Thames Water dry-spilled for 1,253 hours in 2022 at 49 overflow sites. A frequent spill appeared to occur at Thames Water’s Longbridge Road overflow site in east London which releases sewage into Mayes Brook.

Last year the overflow spilled for nearly 200 hours with BBC research estimating that about a quarter of those hours were from dry spills.

A Thames Water spokesperson told NationalWorld that “there are a number of methodologies for defining and calculating why and how dry day spills occur” and the EA’s methodology “is still being determined”.

The spokesperson added: “We regard all discharges of untreated sewage as unacceptable, and we have planned investment in our sewage treatment works to reduce the need for untreated discharges.”

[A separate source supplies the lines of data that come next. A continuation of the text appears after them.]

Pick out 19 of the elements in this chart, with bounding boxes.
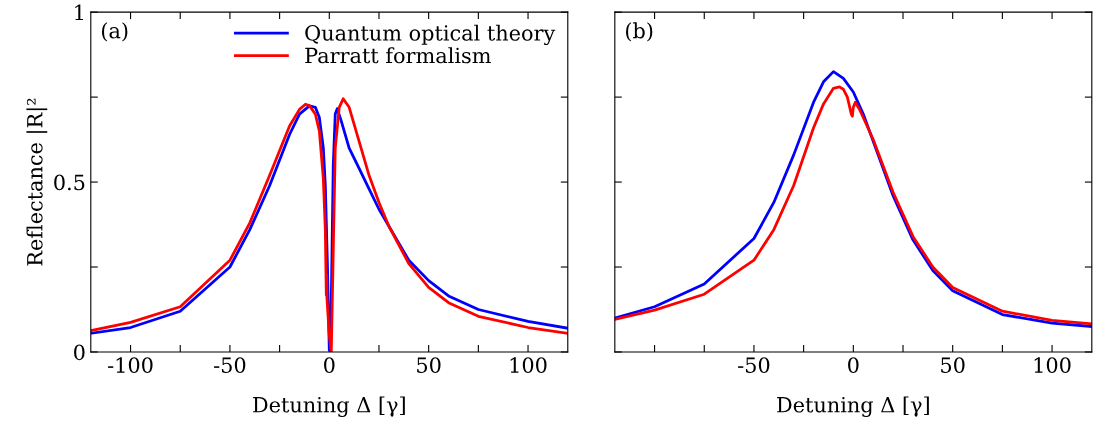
- x-tick-label: 50: [417, 357, 441, 373]
- x-tick-label: 0: [324, 357, 335, 373]
- x-tick-label: 100: [1034, 357, 1071, 373]
- legend-label: Parratt formalism: [305, 47, 491, 64]
- annotation: (b): [626, 22, 653, 42]
- annotation: (a): [101, 22, 128, 42]
- x-tick-label: 50: [941, 357, 965, 373]
- x-tick-label: -50: [214, 357, 246, 373]
- x-axis-title: Detuning Δ [γ]: [253, 396, 405, 417]
- x-tick-label: -100: [108, 357, 153, 373]
- y-tick-label: 1: [75, 4, 83, 21]
- x-axis-title: Detuning Δ [γ]: [777, 396, 929, 417]
- x-tick-label: 100: [510, 357, 547, 373]
- y-tick-label: 0.5: [54, 174, 85, 191]
- x-tick-label: 0: [848, 357, 859, 373]
- y-axis-title: Reflectance |R|²: [26, 98, 48, 266]
- x-tick-label: -50: [738, 357, 770, 373]
- y-tick-label: 0: [74, 344, 85, 361]
- legend-label: Quantum optical theory: [305, 24, 556, 46]
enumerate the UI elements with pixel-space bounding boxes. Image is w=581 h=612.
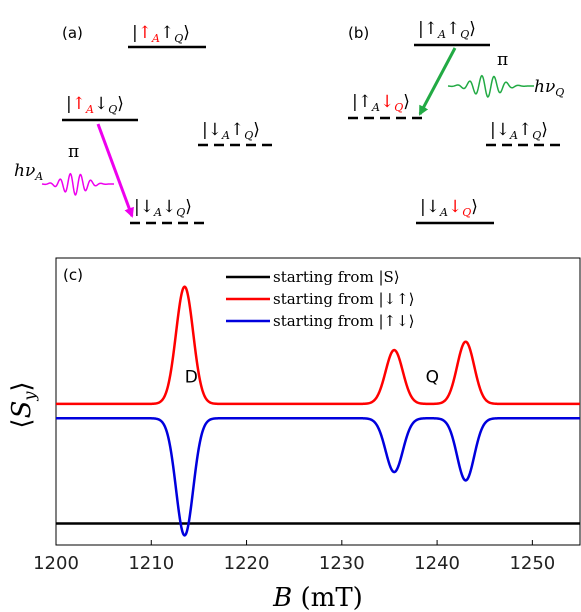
level-b-downup: |↓A↑Q⟩ xyxy=(486,120,560,147)
ket-a-downup: |↓A↑Q⟩ xyxy=(202,120,260,142)
photon-label-a: hνA xyxy=(14,161,43,183)
pi-label-b: π xyxy=(497,50,508,70)
photon-wave-a xyxy=(41,172,115,196)
x-tick-label: 1220 xyxy=(224,553,270,574)
x-axis-title: B (mT) xyxy=(272,583,363,612)
x-tick-label: 1200 xyxy=(33,553,79,574)
x-tick-label: 1210 xyxy=(128,553,174,574)
x-ticks: 1200 1210 1220 1230 1240 1250 xyxy=(33,540,555,574)
legend: starting from |S⟩ starting from |↓↑⟩ start… xyxy=(226,268,414,330)
ket-b-upup: |↑A↑Q⟩ xyxy=(418,19,476,41)
transition-arrow-a xyxy=(96,123,134,218)
level-b-upup: |↑A↑Q⟩ xyxy=(414,19,490,47)
level-b-downdown: |↓A↓Q⟩ xyxy=(416,197,494,225)
x-tick-label: 1250 xyxy=(509,553,555,574)
legend-entry: starting from |↑↓⟩ xyxy=(273,312,414,330)
plot-frame xyxy=(55,257,581,546)
legend-entry: starting from |↓↑⟩ xyxy=(273,290,414,308)
transition-arrow-b xyxy=(418,47,457,116)
ket-b-downdown: |↓A↓Q⟩ xyxy=(420,197,478,219)
panel-a-label: (a) xyxy=(62,24,83,42)
level-a-upup: |↑A↑Q⟩ xyxy=(128,23,206,49)
ket-a-downdown: |↓A↓Q⟩ xyxy=(134,197,192,219)
level-a-updown: |↑A↓Q⟩ xyxy=(62,94,138,122)
photon-wave-b xyxy=(447,74,535,98)
x-tick-label: 1240 xyxy=(414,553,460,574)
panel-b: (b) |↑A↑Q⟩ |↑A↓Q⟩ |↓A↑Q⟩ |↓A↓Q⟩ π hνQ xyxy=(348,19,564,225)
series-layer xyxy=(56,285,580,537)
level-b-updown: |↑A↓Q⟩ xyxy=(348,92,424,120)
panel-a: (a) |↑A↑Q⟩ |↑A↓Q⟩ |↓A↑Q⟩ |↓A↓Q⟩ π hνA xyxy=(14,23,272,225)
series-line-1 xyxy=(56,285,580,406)
peak-label: Q xyxy=(426,367,439,387)
legend-entry: starting from |S⟩ xyxy=(273,268,400,286)
pi-label-a: π xyxy=(68,142,79,162)
ket-a-updown: |↑A↓Q⟩ xyxy=(66,94,124,116)
panel-b-label: (b) xyxy=(348,24,369,42)
x-tick-label: 1230 xyxy=(319,553,365,574)
ket-b-updown: |↑A↓Q⟩ xyxy=(352,92,410,114)
photon-label-b: hνQ xyxy=(534,77,564,99)
y-axis-title: ⟨Sy⟩ xyxy=(7,381,39,428)
series-line-2 xyxy=(56,416,580,537)
peak-label: D xyxy=(185,367,198,387)
ket-b-downup: |↓A↑Q⟩ xyxy=(490,120,548,142)
panel-c-label: (c) xyxy=(63,266,83,284)
ket-a-upup: |↑A↑Q⟩ xyxy=(132,23,190,45)
level-a-downup: |↓A↑Q⟩ xyxy=(198,120,272,147)
level-a-downdown: |↓A↓Q⟩ xyxy=(130,197,206,225)
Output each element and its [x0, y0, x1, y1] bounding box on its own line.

It is likely that more spills would have occurred last year as Thames Water only monitors 62% of its overflow points, while Wessex monitors 91% and Southern 98%.

An EA spokesperson said the agency is conducting its “largest ever criminal investigation into potential widespread non-compliance by water and sewerage companies at thousands of sewage treatment works” and its “tough enforcement action has already led to over £150m in fines since 2015.”

The spokesperson added: “We will always pursue and prosecute companies that are deliberately obstructive or misleading – and work constructively with those driving improvements. We are also improving how we regulate the sector – including expanding the number of officers focused solely on regulation, increasing compliance checks and recruiting more data specialists able to translate storm overflows monitoring data into stronger regulatory intelligence”.

Water Minister Rebecca Pow said the “volume of sewage discharged into our waters” is “utterly unacceptable” and “it’s why our Plan for Water means more investment, stronger regulation and tougher enforcement, tackling every source of pollution and ensuring swift enforcement action is taken against those who break the rules.”